In 2004, he released his second artist album Just Be, which featured his first single "Traffic" which is the first non-vocal track to reach number one spot in the Dutch national charts for 23 years.

The track "Sweet Misery" was originally written for Evanescence but it did not meet the deadline for the release of their album. In support to his Just Be album, he played at Breda, Eindhoven, Utrecht, and Amsterdam; these stops were later named Just Be: Train Tour. On 20 May 2004, he was appointed Officer of the Order of Orange-Nassau by Her Majesty Queen Beatrix of the Netherlands.

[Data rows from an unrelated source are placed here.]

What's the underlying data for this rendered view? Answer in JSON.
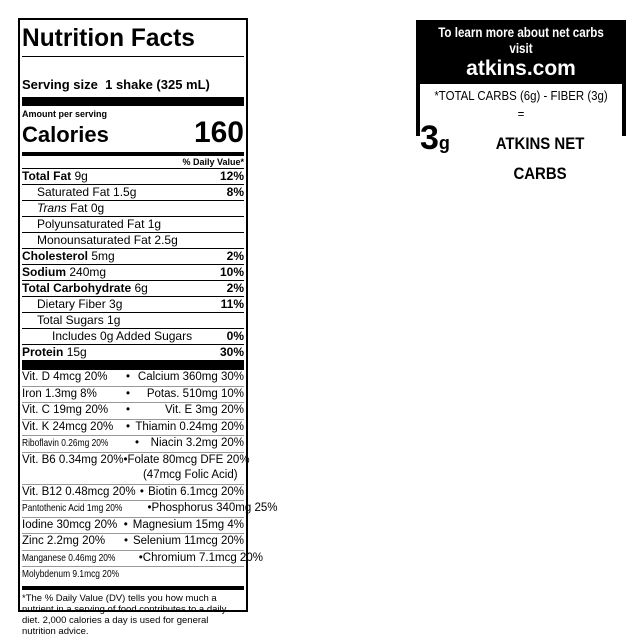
{
  "label": {
    "title": "Nutrition Facts",
    "serving_label": "Serving size",
    "serving_value": "1 shake (325 mL)",
    "amount_per_serving": "Amount per serving",
    "calories_label": "Calories",
    "calories_value": "160",
    "dv_header": "% Daily Value*",
    "nutrients": [
      {
        "name": "Total Fat",
        "amount": "9g",
        "dv": "12%",
        "bold": true,
        "indent": 0
      },
      {
        "name": "Saturated Fat 1.5g",
        "amount": "",
        "dv": "8%",
        "bold": false,
        "indent": 1
      },
      {
        "name": "Trans",
        "amount": "Fat 0g",
        "dv": "",
        "bold": false,
        "indent": 1,
        "italic": true
      },
      {
        "name": "Polyunsaturated Fat 1g",
        "amount": "",
        "dv": "",
        "bold": false,
        "indent": 1
      },
      {
        "name": "Monounsaturated Fat 2.5g",
        "amount": "",
        "dv": "",
        "bold": false,
        "indent": 1
      },
      {
        "name": "Cholesterol",
        "amount": "5mg",
        "dv": "2%",
        "bold": true,
        "indent": 0
      },
      {
        "name": "Sodium",
        "amount": "240mg",
        "dv": "10%",
        "bold": true,
        "indent": 0
      },
      {
        "name": "Total Carbohydrate",
        "amount": "6g",
        "dv": "2%",
        "bold": true,
        "indent": 0
      },
      {
        "name": "Dietary Fiber 3g",
        "amount": "",
        "dv": "11%",
        "bold": false,
        "indent": 1
      },
      {
        "name": "Total Sugars 1g",
        "amount": "",
        "dv": "",
        "bold": false,
        "indent": 1
      },
      {
        "name": "Includes 0g Added Sugars",
        "amount": "",
        "dv": "0%",
        "bold": false,
        "indent": 2
      },
      {
        "name": "Protein",
        "amount": "15g",
        "dv": "30%",
        "bold": true,
        "indent": 0
      }
    ],
    "vitamins": [
      {
        "left": "Vit. D 4mcg 20%",
        "right": "Calcium 360mg 30%"
      },
      {
        "left": "Iron 1.3mg 8%",
        "right": "Potas. 510mg 10%"
      },
      {
        "left": "Vit. C 19mg 20%",
        "right": "Vit. E 3mg 20%"
      },
      {
        "left": "Vit. K 24mcg 20%",
        "right": "Thiamin 0.24mg 20%"
      },
      {
        "left": "Riboflavin 0.26mg 20%",
        "right": "Niacin 3.2mg 20%",
        "cond": true
      },
      {
        "left": "Vit. B6 0.34mg 20%",
        "right": "Folate 80mcg DFE 20%",
        "right2": "(47mcg Folic Acid)"
      },
      {
        "left": "Vit. B12 0.48mcg 20%",
        "right": "Biotin 6.1mcg 20%"
      },
      {
        "left": "Pantothenic Acid 1mg 20%",
        "right": "Phosphorus 340mg 25%",
        "cond": true
      },
      {
        "left": "Iodine 30mcg 20%",
        "right": "Magnesium 15mg 4%"
      },
      {
        "left": "Zinc 2.2mg 20%",
        "right": "Selenium 11mcg 20%"
      },
      {
        "left": "Manganese 0.46mg 20%",
        "right": "Chromium 7.1mcg 20%",
        "cond": true
      },
      {
        "left": "Molybdenum 9.1mcg 20%",
        "right": "",
        "cond": true,
        "nodot": true
      }
    ],
    "separator": "•",
    "footnote": "*The % Daily Value (DV) tells you how much a nutrient in a serving of food contributes to a daily diet. 2,000 calories a day is used for general nutrition advice."
  },
  "net_carbs": {
    "line1": "To learn more about net carbs visit",
    "website": "atkins.com",
    "formula": "*TOTAL CARBS (6g) - FIBER (3g) =",
    "value": "3",
    "unit": "g",
    "label": "ATKINS NET CARBS"
  }
}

The Athens Organizing Committee for the Olympic Games (ATHOC) asked Tiësto to perform at the Olympic Games, making him the first DJ to play live on stage at an Olympic Games at the 2004 Summer Olympics opening ceremony in Athens, where he played for 90 minutes.

Tiësto flew to Athens in January 2004 to have a meeting with the ATHOC. His Tiësto in Concert DVD caught their attention, after which he was asked to write more tracks based on his opening tune "Adagio for Strings" which would fit in with the Olympic spirit and combine the classical with the modern age. The first rehearsal was on 7 August, for an empty stadium; the second rehearsal was on 8 August, with 35,000 volunteers. The last rehearsal included almost 60,000 people in the stadium which was on 10 August.

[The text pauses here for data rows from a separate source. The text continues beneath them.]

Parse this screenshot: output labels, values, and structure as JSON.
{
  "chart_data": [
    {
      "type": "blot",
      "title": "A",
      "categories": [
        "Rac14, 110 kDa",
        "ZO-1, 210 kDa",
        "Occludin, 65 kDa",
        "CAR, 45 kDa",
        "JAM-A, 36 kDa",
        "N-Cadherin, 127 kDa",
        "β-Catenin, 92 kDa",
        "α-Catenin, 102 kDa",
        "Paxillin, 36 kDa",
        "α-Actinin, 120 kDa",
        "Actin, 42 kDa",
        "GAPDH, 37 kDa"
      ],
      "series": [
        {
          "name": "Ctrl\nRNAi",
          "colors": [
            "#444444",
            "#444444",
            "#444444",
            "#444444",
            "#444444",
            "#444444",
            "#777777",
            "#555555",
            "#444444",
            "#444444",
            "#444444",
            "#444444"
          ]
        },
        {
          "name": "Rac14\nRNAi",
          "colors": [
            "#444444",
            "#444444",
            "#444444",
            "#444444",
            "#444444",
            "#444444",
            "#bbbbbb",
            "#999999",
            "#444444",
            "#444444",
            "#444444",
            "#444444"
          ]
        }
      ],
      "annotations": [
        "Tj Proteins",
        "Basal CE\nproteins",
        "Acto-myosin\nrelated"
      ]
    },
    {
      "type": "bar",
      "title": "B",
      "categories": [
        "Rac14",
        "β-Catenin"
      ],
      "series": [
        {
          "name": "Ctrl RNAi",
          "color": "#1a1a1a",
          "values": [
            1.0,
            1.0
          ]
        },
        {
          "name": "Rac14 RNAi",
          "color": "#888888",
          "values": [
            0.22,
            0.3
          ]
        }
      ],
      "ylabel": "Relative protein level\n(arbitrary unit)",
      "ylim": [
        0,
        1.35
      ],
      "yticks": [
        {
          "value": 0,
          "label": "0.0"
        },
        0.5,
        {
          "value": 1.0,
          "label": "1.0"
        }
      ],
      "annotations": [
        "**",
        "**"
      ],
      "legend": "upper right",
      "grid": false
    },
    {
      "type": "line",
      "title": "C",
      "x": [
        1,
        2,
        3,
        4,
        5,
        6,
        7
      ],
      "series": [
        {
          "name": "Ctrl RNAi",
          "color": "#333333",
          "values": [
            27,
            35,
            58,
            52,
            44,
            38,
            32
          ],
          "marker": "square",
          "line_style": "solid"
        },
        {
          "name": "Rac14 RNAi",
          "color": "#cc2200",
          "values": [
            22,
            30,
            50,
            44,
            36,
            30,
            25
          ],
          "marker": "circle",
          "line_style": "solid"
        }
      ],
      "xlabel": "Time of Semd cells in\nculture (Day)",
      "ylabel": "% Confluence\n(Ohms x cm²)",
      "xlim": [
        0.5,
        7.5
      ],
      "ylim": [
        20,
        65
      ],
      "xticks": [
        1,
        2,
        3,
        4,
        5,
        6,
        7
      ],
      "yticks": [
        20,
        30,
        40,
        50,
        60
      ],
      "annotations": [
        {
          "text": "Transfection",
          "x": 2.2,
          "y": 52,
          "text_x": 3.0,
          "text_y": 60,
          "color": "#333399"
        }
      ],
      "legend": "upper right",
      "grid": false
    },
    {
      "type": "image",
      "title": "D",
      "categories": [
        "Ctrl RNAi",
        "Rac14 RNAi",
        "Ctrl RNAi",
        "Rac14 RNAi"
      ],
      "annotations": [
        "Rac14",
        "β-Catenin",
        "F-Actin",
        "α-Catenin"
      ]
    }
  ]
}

During the course of his performance at the Olympics, the Dutch athletes started dancing in front of the DJ booth and had to be moved on by officials. The performance included new tracks produced especially for the Opening Ceremony and songs that were created to complement the spirit and theme of the ceremony. A condensed studio-recorded album of the songs played on the Olympic set was later released, including new songs specially composed for the occasion, entitled Parade of the Athletes in October 2004. In the liner notes, he noted the IOC requested that the music not contain any lyrics as they could be inadvertently misinterpreted. In late 2004, he began his touring across Latin America, with his release of In Search of Sunrise 3: Panama in which he gained influence from the sun and sand in summer 2002. The tour continued in 2005, and Tiësto performed live in Brazil, Argentina, Chile, Panama, Peru, Costa Rica, Uruguay, Paraguay, Ecuador, Venezuela and Colombia. Following the tours, In Search of Sunrise 4: Latin America was released in 2005, featuring a second CD for the first time in the In Search of Sunrise series.

In 2005, his Perfect Remixes Vol. 3 compilation was released through Warlock Records, containing ten tracks which were created during the beginning of his career, between those is Junkie XL, Mauro Picotto and The Roc Project. On 20 August 2005, Verwest took Tiësto in Concert to the US when he played to 16,000 at the Los Angeles Memorial Sports Arena with Cirque du Soleil dancers.

For the second year in a row he performed live at a New Year's Eve/New Year's concert in Las Vegas, Nevada at the Orleans Arena to a sell-out crowd. His four-city U.S. tour was postponed due to the hurricane damage in New Orleans and Miami. BPM magazine has an annual poll in the US which is unveiled in the WMC, in 2005 Tiësto took the No. 1 spot. The influences of Los Angeles remained with him and would later influence his In Search of Sunrise compilation.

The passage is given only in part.